CEO Dan Schulman noted in an earnings call that during the quarter, the company processed nearly $5 billion in volume, up 157% year-over-year, with over 25 million consumers using its buy now pay later services approximately 150 million times since launch. There are more than 280,000 merchants displaying the BNPL option on their checkout pages.

“As a result of this robust growth, we believe we have become the largest buy now pay later providers in the world,” Schulman said.

Overall, payments volume on PayPal’s platforms were up 14% to $337 billion in the third quarter, while transactions grew 15% to 5.6 billion. Engagement, or transactions per active account, grew by a record 13% to 50.1, as detailed in the company’s investor materials. The PayPal core daily active accounts are about 40% higher relative to pre-pandemic periods, as measured in the third quarter of 2019.

Paypal reported 432 million active accounts, representing a 4% increase year-on-year and including 35 million active merchant accounts.

Management noted in the materials that consumers using PayPal for one or more recurring transactions are 15 times less likely to churn and make twice as many transactions on average.

Venmo TPV increased 6% to $64 billion, which laps the 36% growth seen in the third quarter of 2021. The company disclosed that there were 90 million Venmo active accounts, including 57 million monthly active accounts.

Cross-border trade payments volume was up 5% on an FX neutral basis.

Supporting Apple’s Tap to Pay

As for the company’s omnichannel efforts, Schulman said that PayPal is working with Apple to enhance its offerings for PayPal and Venmo, for merchants and consumers leveraging Apple’s tap-to-pay on iPhones. Merchant customers in the U.S. will soon be able to accept contactless debit or credit cards and mobile wallets, including Apple Pay using an iPhone and the PayPal or Venmo iOS app.

“This will allow PayPal’s merchant base to easily use their iPhone as a mobile point of sale without the need for a dongle or other payment terminals,” said Schulman, who added that “we believe that this, along with our other in-store initiatives, will continue to accelerate our opportunity to seamlessly process payments in the physical world for our merchants.”

The company is in the midst of beta tests with several eCommerce platforms, Schulman said. Through that initiative, users will be able to add their PayPal and Venmo credit and debit cards to their Apple Wallet and use them online and in store, beginning in the first half of next year.

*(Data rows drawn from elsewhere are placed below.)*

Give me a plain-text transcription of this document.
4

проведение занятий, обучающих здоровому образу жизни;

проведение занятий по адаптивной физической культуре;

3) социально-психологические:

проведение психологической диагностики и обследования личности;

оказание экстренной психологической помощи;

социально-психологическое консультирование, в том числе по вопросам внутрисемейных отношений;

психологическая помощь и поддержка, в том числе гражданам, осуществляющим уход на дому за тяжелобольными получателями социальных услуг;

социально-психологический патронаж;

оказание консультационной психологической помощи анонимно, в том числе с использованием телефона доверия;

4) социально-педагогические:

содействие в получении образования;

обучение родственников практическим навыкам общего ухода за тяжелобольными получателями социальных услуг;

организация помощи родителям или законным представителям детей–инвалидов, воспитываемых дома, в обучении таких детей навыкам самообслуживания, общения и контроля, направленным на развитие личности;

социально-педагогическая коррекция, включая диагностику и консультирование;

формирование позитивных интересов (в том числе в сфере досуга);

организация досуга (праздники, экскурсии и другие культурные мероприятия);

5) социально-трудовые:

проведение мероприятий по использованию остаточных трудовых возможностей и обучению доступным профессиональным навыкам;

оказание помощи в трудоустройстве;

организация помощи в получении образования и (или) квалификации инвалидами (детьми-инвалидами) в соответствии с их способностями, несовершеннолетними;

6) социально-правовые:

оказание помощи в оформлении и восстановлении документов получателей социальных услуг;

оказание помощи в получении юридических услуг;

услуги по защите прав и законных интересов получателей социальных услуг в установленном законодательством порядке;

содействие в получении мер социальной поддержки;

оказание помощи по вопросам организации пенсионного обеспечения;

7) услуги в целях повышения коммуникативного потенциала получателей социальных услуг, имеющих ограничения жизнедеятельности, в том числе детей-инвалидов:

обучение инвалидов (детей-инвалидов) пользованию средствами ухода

Separately, the CEO said, the ramping up of Venmo Pay on Amazon is in full force ahead of the holiday shopping season.

Holiday Season in Focus

It is the holiday season that seems to stick in investors’ mind, and management’s too — Schulman noted that there is “a challenging macro environment” in place and noted “slowing eCommerce trends and an unpredictable holiday shopping season.”

That’s led to what he called a “prudent” revenue guide for the current quarter, at 10% revenue growth, which spurred investors to send the stock down 8% after hours. During the question-and-answer session with analysts, management noted that low and middle income level consumers are beginning to cut back on their discretionary spending.

CFO Gabrielle Rabinovitch told analysts that “we saw U.S. eCommerce growing in the low single digits in Q3 with deceleration into the close of the quarter. This trend persisted in October on our platform…we have not seen the early start to the U.S. online holiday season that we saw in 2021.”

Looking ahead, she said, “we expect inflationary pressures alongside slow and global growth to weigh on discretionary eCommerce spending, which could continue to be pressured in 2023.”